The province holds the largest concentrations of Takfiri terrorists, who have fled there from ongoing liberation operations by the country and its allies, including Russia.
The Syrian head of state, however, asserted that the operations will not be just focusing on Idlib. "The military -- and it is at their discretion -- will decide priorities and Idlib is one of these priorities," he said.
"There are of course territories in the eastern part of Syria that are controlled by various groups... So we will be moving into all these regions," he said.
"Now we have liberated Ghouta, we will finish the liberation of the southwestern part of Syria," Assad said.
Ghouta, a suburb of the capital Damascus, was cleansed of terrorist presence back in March after months of operations.
Last month, the country began counter-terrorism operations at its southern tip, which comprises the provinces of Dara’a, Quneitra, and Sweida.

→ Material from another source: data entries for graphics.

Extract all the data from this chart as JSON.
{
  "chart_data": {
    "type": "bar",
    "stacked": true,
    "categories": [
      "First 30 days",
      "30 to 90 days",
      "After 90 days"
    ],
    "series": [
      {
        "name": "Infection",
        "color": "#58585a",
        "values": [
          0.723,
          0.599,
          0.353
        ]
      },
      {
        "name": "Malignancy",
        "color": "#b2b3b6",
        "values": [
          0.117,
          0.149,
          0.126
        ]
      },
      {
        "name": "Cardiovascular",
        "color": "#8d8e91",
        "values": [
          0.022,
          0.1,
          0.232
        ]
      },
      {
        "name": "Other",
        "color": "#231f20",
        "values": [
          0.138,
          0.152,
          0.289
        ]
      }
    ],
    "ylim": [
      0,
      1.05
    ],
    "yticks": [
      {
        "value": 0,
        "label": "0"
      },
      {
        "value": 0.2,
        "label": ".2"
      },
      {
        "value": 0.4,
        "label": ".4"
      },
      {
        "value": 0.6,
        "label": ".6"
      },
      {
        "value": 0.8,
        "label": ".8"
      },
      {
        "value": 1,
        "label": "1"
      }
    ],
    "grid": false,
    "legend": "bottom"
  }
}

On Saturday, members of a Western-backed "aid group," which is accused by Damascus and Moscow of working with Takfiri militants and staging false flag gas attacks in Syria, were evacuated to an Israeli military base as the army was closing in on Quneitra.
Members of a Western-backed aid group accused of working with Takfiri militants and staging false flag gas attacks in Syria have reportedly been evacuated to an Israeli military base.
The operation began after a call by the United States, and expression of readiness by its allies Britain, Germany, and Canada to take the evacuees in.
Hundreds of the so-called White Helmets are still reportedly present on the Syrian soil.
The Syrian chief executive equaled the White Helmets’ members with terrorists, saying they did not deserve any better treatment than terrorists unless they surrendered.
"Either they can lay down their arms as part of an amnesty ongoing for four or five years, or they will be liquidated like any other terrorist," he said.
Assad finally appealed for Syrian refugees, especially those who had their own businesses in the country, to return.
The Syrian president has called “rebuilding” a priority, now that the country is slowly emerging from seven years of foreign-backed militancy and terrorism.